# will it work to make potassium chloride



## ericrm (Oct 29, 2012)

it is possible to make potassium nitrate from a solution of sodium nitrate if the sodium nitrate is pass thru wood ash....
would it also work with chloride? can i pass ferrous chloride thru wood ash and endup with a complete transformation to potassium chloride at the end of the process.
im still looking to find a way to avoid paying for my waste ... i have called veolia in my region,the guy didnt tell me a price he just told me that was gonna cost a lot ... 

or a push in the right direction if it has already be talked about seriously


----------



## etack (Oct 29, 2012)

If the Cu is removed and your solution is around 7 ph than just dump it on the ground.

Keep it a little alkaline to make blue hydrangeas or a little acidic to make pink. Or if its a little acidic put it by you blueberries.

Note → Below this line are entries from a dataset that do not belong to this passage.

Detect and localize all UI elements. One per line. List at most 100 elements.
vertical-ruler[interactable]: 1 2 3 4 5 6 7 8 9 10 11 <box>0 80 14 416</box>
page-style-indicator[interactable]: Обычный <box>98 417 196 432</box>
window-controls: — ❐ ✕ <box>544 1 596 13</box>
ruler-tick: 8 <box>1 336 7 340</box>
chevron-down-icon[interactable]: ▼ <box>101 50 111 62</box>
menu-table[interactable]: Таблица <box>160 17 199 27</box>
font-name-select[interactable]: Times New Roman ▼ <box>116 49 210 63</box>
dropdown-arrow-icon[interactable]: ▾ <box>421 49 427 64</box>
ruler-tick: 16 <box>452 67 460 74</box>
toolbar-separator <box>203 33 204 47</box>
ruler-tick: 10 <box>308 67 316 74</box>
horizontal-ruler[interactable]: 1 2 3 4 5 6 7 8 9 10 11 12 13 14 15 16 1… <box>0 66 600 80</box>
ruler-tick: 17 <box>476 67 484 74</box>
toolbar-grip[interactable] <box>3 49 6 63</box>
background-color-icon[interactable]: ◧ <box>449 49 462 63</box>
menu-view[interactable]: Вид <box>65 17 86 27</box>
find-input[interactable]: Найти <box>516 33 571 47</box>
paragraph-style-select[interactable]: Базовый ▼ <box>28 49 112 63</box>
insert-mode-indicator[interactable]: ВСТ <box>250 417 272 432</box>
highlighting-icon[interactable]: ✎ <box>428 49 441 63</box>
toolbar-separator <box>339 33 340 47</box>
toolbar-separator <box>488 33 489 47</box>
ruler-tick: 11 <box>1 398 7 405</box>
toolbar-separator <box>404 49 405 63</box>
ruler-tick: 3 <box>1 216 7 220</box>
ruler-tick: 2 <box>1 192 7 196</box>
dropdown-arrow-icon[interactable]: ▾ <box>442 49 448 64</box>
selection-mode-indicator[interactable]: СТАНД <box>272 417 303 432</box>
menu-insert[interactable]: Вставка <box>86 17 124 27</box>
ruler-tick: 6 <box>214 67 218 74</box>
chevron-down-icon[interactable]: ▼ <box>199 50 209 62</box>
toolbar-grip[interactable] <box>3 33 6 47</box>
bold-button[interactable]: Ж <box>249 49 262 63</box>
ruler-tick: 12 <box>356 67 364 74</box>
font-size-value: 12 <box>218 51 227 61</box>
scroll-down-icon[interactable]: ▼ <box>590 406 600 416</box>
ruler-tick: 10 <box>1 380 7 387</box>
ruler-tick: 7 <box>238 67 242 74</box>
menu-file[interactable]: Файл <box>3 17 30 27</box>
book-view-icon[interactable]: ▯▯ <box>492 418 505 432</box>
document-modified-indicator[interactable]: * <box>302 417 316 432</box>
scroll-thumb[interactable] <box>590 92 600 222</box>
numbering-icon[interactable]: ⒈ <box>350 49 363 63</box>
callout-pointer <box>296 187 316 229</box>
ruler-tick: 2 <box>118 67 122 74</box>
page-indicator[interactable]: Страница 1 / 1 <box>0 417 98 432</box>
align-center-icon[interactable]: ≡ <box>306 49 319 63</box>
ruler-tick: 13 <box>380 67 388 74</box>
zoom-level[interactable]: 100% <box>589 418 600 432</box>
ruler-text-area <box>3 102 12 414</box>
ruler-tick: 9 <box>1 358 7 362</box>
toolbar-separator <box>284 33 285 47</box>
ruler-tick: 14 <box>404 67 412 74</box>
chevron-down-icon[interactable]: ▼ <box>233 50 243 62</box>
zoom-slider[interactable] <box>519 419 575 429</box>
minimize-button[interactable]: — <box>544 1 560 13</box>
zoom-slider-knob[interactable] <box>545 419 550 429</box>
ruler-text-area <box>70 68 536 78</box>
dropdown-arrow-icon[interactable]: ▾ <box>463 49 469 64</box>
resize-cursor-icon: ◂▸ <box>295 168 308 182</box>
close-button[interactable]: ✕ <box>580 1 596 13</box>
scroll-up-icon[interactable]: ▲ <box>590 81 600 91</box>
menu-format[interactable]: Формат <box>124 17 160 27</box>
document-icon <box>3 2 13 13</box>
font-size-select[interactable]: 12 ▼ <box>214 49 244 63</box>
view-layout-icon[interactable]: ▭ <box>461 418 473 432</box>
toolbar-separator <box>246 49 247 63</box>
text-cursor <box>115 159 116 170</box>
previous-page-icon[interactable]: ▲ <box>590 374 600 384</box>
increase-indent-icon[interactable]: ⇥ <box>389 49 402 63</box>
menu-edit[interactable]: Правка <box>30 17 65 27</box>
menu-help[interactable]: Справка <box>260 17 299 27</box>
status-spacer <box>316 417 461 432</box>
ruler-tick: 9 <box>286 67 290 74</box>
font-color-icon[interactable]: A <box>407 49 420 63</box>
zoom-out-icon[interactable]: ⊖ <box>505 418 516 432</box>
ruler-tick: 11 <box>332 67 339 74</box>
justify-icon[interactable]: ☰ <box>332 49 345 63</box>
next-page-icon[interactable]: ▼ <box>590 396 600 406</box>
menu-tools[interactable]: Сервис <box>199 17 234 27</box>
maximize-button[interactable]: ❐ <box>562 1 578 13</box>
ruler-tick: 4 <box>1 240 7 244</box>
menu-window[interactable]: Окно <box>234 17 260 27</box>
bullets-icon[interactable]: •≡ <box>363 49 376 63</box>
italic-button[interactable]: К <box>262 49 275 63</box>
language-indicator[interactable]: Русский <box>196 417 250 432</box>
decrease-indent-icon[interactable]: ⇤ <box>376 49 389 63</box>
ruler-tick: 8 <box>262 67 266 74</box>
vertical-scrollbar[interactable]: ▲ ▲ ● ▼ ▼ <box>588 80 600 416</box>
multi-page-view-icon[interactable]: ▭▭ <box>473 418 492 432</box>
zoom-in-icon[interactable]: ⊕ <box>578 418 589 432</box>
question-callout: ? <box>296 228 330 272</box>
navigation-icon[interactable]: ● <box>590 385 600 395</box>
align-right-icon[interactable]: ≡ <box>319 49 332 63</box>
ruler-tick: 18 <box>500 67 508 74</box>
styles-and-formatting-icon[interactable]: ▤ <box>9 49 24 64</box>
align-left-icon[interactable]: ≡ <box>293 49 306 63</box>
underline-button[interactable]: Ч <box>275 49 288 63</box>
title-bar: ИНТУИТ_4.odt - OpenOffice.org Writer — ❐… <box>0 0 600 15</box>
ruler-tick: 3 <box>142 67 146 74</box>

If you plan to put it on plants use lime/limestone to neutralize too much Na can kill your plants.

For the most part its the Cu that is the pollutant.

Eric


----------



## ericrm (Oct 29, 2012)

call me a romantic but i doesnt want to dump my waste on the ground anymore


----------



## Geo (Oct 30, 2012)

Eric, after you remove the copper with iron, there should be no heavy metals in the solution. it should now be considered for the most part just rusty salt water.its no more dangerous than some of the household chemicals used to wash the bathtub or driveway. states north dump tons and tons of salt on the roads every year.the small amount you have isnt even a good drop in the bucket. if it bothers you anyway, do this. take all the waste that you are ready to get rid of and check the PH. add ferrous chloride until you dont see a color change. let everything settle. any sediments will be any metal lower than iron on the reactivity scale. the solution will be acidic. use limestone to neutralize the acid. limestone is cheap and found almost every where. its slow, but like i said, its cheap.when you cant see bubbles, check the PH again. it should be 6-8.you dont want it caustic.you now have salt water, well, rusty salt water. keep in mind that most deck wash and pool wash is hcl acid. it cant be too harmful if its intended use is to pour on the ground.


----------